Each Canoe Journey has a theme. This year’s theme honors veterans. The 2012 theme honored the “Teachings of Our Ancestors.”

“These teachings are the center of our lives and cultures,” Krise said in 2012. “Our ancestors teach us that we must care for our elders, each other, our children, and the earth because each is a part of our past, present and future. The Canoe Journey is a reflection of this connection.”

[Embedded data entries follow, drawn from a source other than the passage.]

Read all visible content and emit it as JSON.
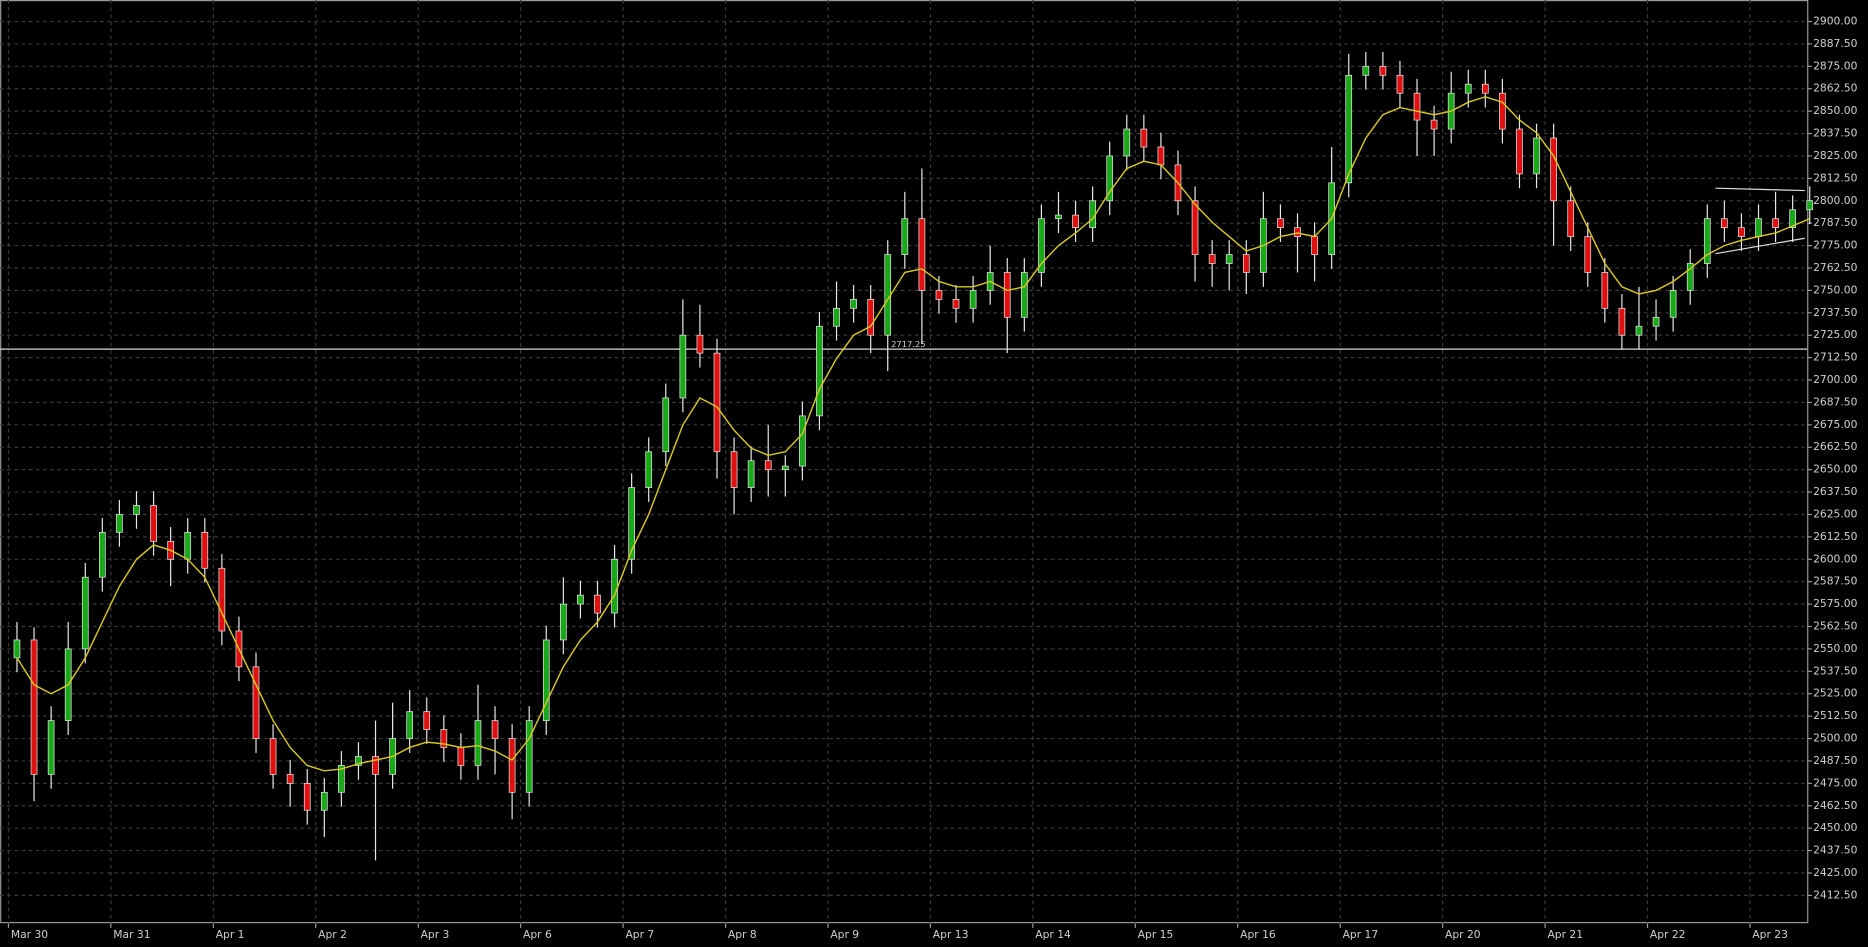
{
  "chart_data": {
    "type": "candlestick",
    "categories": [
      "Mar 30",
      null,
      null,
      null,
      null,
      null,
      "Mar 31",
      null,
      null,
      null,
      null,
      null,
      "Apr 1",
      null,
      null,
      null,
      null,
      null,
      "Apr 2",
      null,
      null,
      null,
      null,
      null,
      "Apr 3",
      null,
      null,
      null,
      null,
      null,
      "Apr 6",
      null,
      null,
      null,
      null,
      null,
      "Apr 7",
      null,
      null,
      null,
      null,
      null,
      "Apr 8",
      null,
      null,
      null,
      null,
      null,
      "Apr 9",
      null,
      null,
      null,
      null,
      null,
      "Apr 13",
      null,
      null,
      null,
      null,
      null,
      "Apr 14",
      null,
      null,
      null,
      null,
      null,
      "Apr 15",
      null,
      null,
      null,
      null,
      null,
      "Apr 16",
      null,
      null,
      null,
      null,
      null,
      "Apr 17",
      null,
      null,
      null,
      null,
      null,
      "Apr 20",
      null,
      null,
      null,
      null,
      null,
      "Apr 21",
      null,
      null,
      null,
      null,
      null,
      "Apr 22",
      null,
      null,
      null,
      null,
      null,
      "Apr 23",
      null,
      null,
      null
    ],
    "open": [
      2545,
      2555,
      2480,
      2510,
      2550,
      2590,
      2615,
      2625,
      2630,
      2610,
      2600,
      2615,
      2595,
      2560,
      2540,
      2500,
      2480,
      2475,
      2460,
      2470,
      2485,
      2490,
      2480,
      2500,
      2515,
      2505,
      2495,
      2485,
      2510,
      2500,
      2470,
      2510,
      2555,
      2575,
      2580,
      2570,
      2600,
      2640,
      2660,
      2690,
      2725,
      2715,
      2660,
      2640,
      2655,
      2650,
      2652,
      2680,
      2730,
      2740,
      2745,
      2725,
      2770,
      2790,
      2750,
      2745,
      2740,
      2750,
      2760,
      2735,
      2760,
      2790,
      2792,
      2785,
      2800,
      2825,
      2840,
      2830,
      2820,
      2800,
      2770,
      2765,
      2770,
      2760,
      2790,
      2785,
      2780,
      2770,
      2810,
      2870,
      2875,
      2870,
      2860,
      2845,
      2840,
      2860,
      2865,
      2860,
      2840,
      2815,
      2835,
      2800,
      2780,
      2760,
      2740,
      2725,
      2730,
      2735,
      2750,
      2765,
      2790,
      2785,
      2780,
      2790,
      2785,
      2795
    ],
    "high": [
      2565,
      2562,
      2518,
      2565,
      2598,
      2623,
      2633,
      2638,
      2638,
      2618,
      2623,
      2623,
      2603,
      2568,
      2548,
      2508,
      2488,
      2483,
      2478,
      2493,
      2498,
      2510,
      2520,
      2527,
      2523,
      2513,
      2503,
      2530,
      2518,
      2508,
      2518,
      2563,
      2590,
      2588,
      2588,
      2608,
      2648,
      2668,
      2698,
      2745,
      2742,
      2723,
      2668,
      2663,
      2675,
      2658,
      2688,
      2738,
      2755,
      2753,
      2753,
      2778,
      2805,
      2818,
      2758,
      2753,
      2758,
      2775,
      2768,
      2768,
      2798,
      2805,
      2800,
      2808,
      2833,
      2848,
      2848,
      2838,
      2828,
      2808,
      2778,
      2778,
      2778,
      2805,
      2798,
      2793,
      2788,
      2830,
      2882,
      2883,
      2883,
      2878,
      2868,
      2853,
      2872,
      2873,
      2873,
      2868,
      2848,
      2843,
      2843,
      2808,
      2788,
      2768,
      2748,
      2752,
      2745,
      2758,
      2773,
      2798,
      2800,
      2793,
      2798,
      2805,
      2803,
      2808
    ],
    "low": [
      2537,
      2465,
      2472,
      2502,
      2542,
      2582,
      2607,
      2617,
      2602,
      2585,
      2592,
      2587,
      2552,
      2532,
      2492,
      2472,
      2462,
      2452,
      2445,
      2462,
      2477,
      2432,
      2472,
      2492,
      2497,
      2487,
      2477,
      2477,
      2480,
      2455,
      2462,
      2502,
      2547,
      2567,
      2562,
      2562,
      2592,
      2632,
      2652,
      2682,
      2707,
      2645,
      2625,
      2632,
      2635,
      2635,
      2644,
      2672,
      2722,
      2732,
      2715,
      2705,
      2762,
      2720,
      2737,
      2732,
      2732,
      2742,
      2715,
      2727,
      2752,
      2782,
      2777,
      2777,
      2792,
      2817,
      2822,
      2812,
      2792,
      2755,
      2752,
      2750,
      2748,
      2752,
      2777,
      2760,
      2755,
      2762,
      2802,
      2862,
      2862,
      2852,
      2825,
      2825,
      2832,
      2852,
      2852,
      2832,
      2807,
      2807,
      2775,
      2772,
      2752,
      2732,
      2717,
      2717,
      2722,
      2727,
      2742,
      2757,
      2777,
      2772,
      2772,
      2777,
      2777,
      2787
    ],
    "close": [
      2555,
      2480,
      2510,
      2550,
      2590,
      2615,
      2625,
      2630,
      2610,
      2600,
      2615,
      2595,
      2560,
      2540,
      2500,
      2480,
      2475,
      2460,
      2470,
      2485,
      2490,
      2480,
      2500,
      2515,
      2505,
      2495,
      2485,
      2510,
      2500,
      2470,
      2510,
      2555,
      2575,
      2580,
      2570,
      2600,
      2640,
      2660,
      2690,
      2725,
      2715,
      2660,
      2640,
      2655,
      2650,
      2652,
      2680,
      2730,
      2740,
      2745,
      2725,
      2770,
      2790,
      2750,
      2745,
      2740,
      2750,
      2760,
      2735,
      2760,
      2790,
      2792,
      2785,
      2800,
      2825,
      2840,
      2830,
      2820,
      2800,
      2770,
      2765,
      2770,
      2760,
      2790,
      2785,
      2780,
      2770,
      2810,
      2870,
      2875,
      2870,
      2860,
      2845,
      2840,
      2860,
      2865,
      2860,
      2840,
      2815,
      2835,
      2800,
      2780,
      2760,
      2740,
      2725,
      2730,
      2735,
      2750,
      2765,
      2790,
      2785,
      2780,
      2790,
      2785,
      2795,
      2800
    ],
    "up_color": "#18a818",
    "down_color": "#e01010",
    "ma": {
      "color": "#d8c820",
      "values": [
        2545,
        2530,
        2525,
        2530,
        2545,
        2565,
        2585,
        2600,
        2608,
        2605,
        2600,
        2590,
        2570,
        2550,
        2530,
        2510,
        2495,
        2485,
        2482,
        2483,
        2486,
        2488,
        2490,
        2495,
        2498,
        2497,
        2495,
        2496,
        2493,
        2488,
        2500,
        2520,
        2540,
        2555,
        2565,
        2580,
        2605,
        2625,
        2650,
        2675,
        2690,
        2685,
        2672,
        2662,
        2658,
        2660,
        2670,
        2695,
        2712,
        2725,
        2730,
        2745,
        2760,
        2762,
        2755,
        2752,
        2752,
        2755,
        2750,
        2752,
        2765,
        2775,
        2782,
        2790,
        2805,
        2818,
        2822,
        2820,
        2810,
        2798,
        2788,
        2780,
        2772,
        2775,
        2780,
        2782,
        2780,
        2790,
        2815,
        2835,
        2848,
        2852,
        2850,
        2848,
        2850,
        2855,
        2858,
        2855,
        2845,
        2838,
        2825,
        2805,
        2785,
        2765,
        2752,
        2748,
        2750,
        2755,
        2762,
        2770,
        2775,
        2778,
        2780,
        2782,
        2786,
        2790
      ]
    },
    "hline": 2717.25,
    "ylim": [
      2397,
      2912
    ],
    "yticks": [
      {
        "value": 2412.5,
        "label": "2412.50"
      },
      {
        "value": 2425,
        "label": "2425.00"
      },
      {
        "value": 2437.5,
        "label": "2437.50"
      },
      {
        "value": 2450,
        "label": "2450.00"
      },
      {
        "value": 2462.5,
        "label": "2462.50"
      },
      {
        "value": 2475,
        "label": "2475.00"
      },
      {
        "value": 2487.5,
        "label": "2487.50"
      },
      {
        "value": 2500,
        "label": "2500.00"
      },
      {
        "value": 2512.5,
        "label": "2512.50"
      },
      {
        "value": 2525,
        "label": "2525.00"
      },
      {
        "value": 2537.5,
        "label": "2537.50"
      },
      {
        "value": 2550,
        "label": "2550.00"
      },
      {
        "value": 2562.5,
        "label": "2562.50"
      },
      {
        "value": 2575,
        "label": "2575.00"
      },
      {
        "value": 2587.5,
        "label": "2587.50"
      },
      {
        "value": 2600,
        "label": "2600.00"
      },
      {
        "value": 2612.5,
        "label": "2612.50"
      },
      {
        "value": 2625,
        "label": "2625.00"
      },
      {
        "value": 2637.5,
        "label": "2637.50"
      },
      {
        "value": 2650,
        "label": "2650.00"
      },
      {
        "value": 2662.5,
        "label": "2662.50"
      },
      {
        "value": 2675,
        "label": "2675.00"
      },
      {
        "value": 2687.5,
        "label": "2687.50"
      },
      {
        "value": 2700,
        "label": "2700.00"
      },
      {
        "value": 2712.5,
        "label": "2712.50"
      },
      {
        "value": 2725,
        "label": "2725.00"
      },
      {
        "value": 2737.5,
        "label": "2737.50"
      },
      {
        "value": 2750,
        "label": "2750.00"
      },
      {
        "value": 2762.5,
        "label": "2762.50"
      },
      {
        "value": 2775,
        "label": "2775.00"
      },
      {
        "value": 2787.5,
        "label": "2787.50"
      },
      {
        "value": 2800,
        "label": "2800.00"
      },
      {
        "value": 2812.5,
        "label": "2812.50"
      },
      {
        "value": 2825,
        "label": "2825.00"
      },
      {
        "value": 2837.5,
        "label": "2837.50"
      },
      {
        "value": 2850,
        "label": "2850.00"
      },
      {
        "value": 2862.5,
        "label": "2862.50"
      },
      {
        "value": 2875,
        "label": "2875.00"
      },
      {
        "value": 2887.5,
        "label": "2887.50"
      },
      {
        "value": 2900,
        "label": "2900.00"
      }
    ],
    "grid": true
  }
}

WHAT OTHERS SAY ABOUT THE JOURNEY

Larry McGrady, 35, Hidatsa and Sto:lo: “This is my third year involved with Sacred Water. We’re family. It means everything and it’s changed all of our lives.”

Anthony Rinonos, 22: “The Canoe Journey changed my life right around. Coming here, singing, making paddles, it lifts my spirit.”

Sammy Mabe, 30, Suquamish: “We do this year-round. After the Journey, we don’t just put the canoe away and call it good for a year.”

Mabe: “I can’t put into words what I felt when I got hooked on the Canoe Journey … I knew I was in the right place.”

Mabe: “There is strength and medicine in the songs.”